High availability story?

dask / dask-gateway

A multi-tenant server for securely deploying and managing Dask clusters.

https://gateway.dask.org/

BSD 3-Clause "New" or "Revised" License

137 stars 88 forks source link

High availability story? #148

Closed yuvipanda closed 4 years ago

yuvipanda commented 5 years ago

Hello!

I'm curious how the various components (dask-gateway-server, scheduler-proxy & web-proxy) work in a Highly Available configuration? In a more specific way, I want to change the 'replica' values of all the deployment objects in the helm chart to be 3, so I get:

Resiliency against node failure
Make use of the default rolling update features of Kubernetes

I wanna be able to do deploys anytime without worrying too much about wether it'll affect user experience, and not worry too much about node failures either.

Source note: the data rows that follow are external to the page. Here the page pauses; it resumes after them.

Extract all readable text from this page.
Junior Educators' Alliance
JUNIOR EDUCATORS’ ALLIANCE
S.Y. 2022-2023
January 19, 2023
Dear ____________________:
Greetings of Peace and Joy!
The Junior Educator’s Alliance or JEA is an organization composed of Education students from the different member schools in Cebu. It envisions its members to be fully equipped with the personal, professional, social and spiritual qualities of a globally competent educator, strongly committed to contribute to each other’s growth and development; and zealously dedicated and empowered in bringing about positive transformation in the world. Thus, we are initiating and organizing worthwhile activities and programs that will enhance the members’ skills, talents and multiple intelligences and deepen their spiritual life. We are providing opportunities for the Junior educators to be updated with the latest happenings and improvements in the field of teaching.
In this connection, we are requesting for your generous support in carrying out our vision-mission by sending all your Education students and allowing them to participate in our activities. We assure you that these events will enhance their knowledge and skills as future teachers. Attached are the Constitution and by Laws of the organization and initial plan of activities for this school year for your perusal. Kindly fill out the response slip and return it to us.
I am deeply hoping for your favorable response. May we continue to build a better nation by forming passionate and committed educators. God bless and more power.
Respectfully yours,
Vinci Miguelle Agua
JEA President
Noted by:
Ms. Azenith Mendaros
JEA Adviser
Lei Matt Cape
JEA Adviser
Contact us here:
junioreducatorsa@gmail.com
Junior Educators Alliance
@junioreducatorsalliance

This is one of the big problems right now with jupyterhub - the proxy is going to be HA soon (tm) but the hub itself has a while to go. Would love to know what your thinking on this is!

jcrist commented 5 years ago

They don't really work in a HA configuration. A lot of the internal design is blatantly copied from JupyterHub, so we inherit JupyterHub's problems as well.

When enabled, the gateway server can be killed and restarted without losing any work - the proxies stay up and the gateway server reloads its state from the database. While the gateway server is down all existing clusters still work - users can connect to clusters and view their dashboards. They won't be able to add/remove workers or start/stop clusters until the gateway server is back up.

Since dask-gateway is designed to be run in many different environments (not just Kubernetes), whatever HA story is developed will need to not degrade performance in non HA environments, and not be Kubernetes specific.

I can see a way to make the proxies support multiple load balanced instances, but the gateway server itself contains a lot of tasks and state (background tasks tracking cluster/worker state, etc...) that I'm not sure how to handle in a multi-instance configuration. A few ideas:

Support multiple proxy instances, but only a single gateway server, rely on existing reload-from-database behavior to handle failover. This may be good enough for average use, I'm not sure - reload is pretty quick, but not instantaneous. This wouldn't handle scaling issues for the gateway server, but that may not be necessary.
Support a second failover node that's already running and tracking state, but not doing any of the work. This would lessen the effect of failover (no need for kubernetes to allocate another instance), but would still not be seamless.
Support a fixed number of gateway server instances, and evenly distribute clusters among them (using a simple hash(name) % n scheme to partition the work, storing the instance # in the database). If an instance goes down, only clusters on that instance wouldn't be able to start/stop/scale until it started back up. There's likely a way this could be modified to transfer ownership between server instances, I haven't thought too much about this.

I'm not familiar with common design patterns in this space, your experience and input here would be much appreciated.

mrocklin commented 5 years ago

@jcrist if we were to change dask-gateway to handle all state through the database (both writing and reading) would we then be able to achieve HA, asssuming that the database was highly available?

yuvipanda commented 5 years ago

Yup, it needs to be independent of kubernetes for sure! I was only using these as examples.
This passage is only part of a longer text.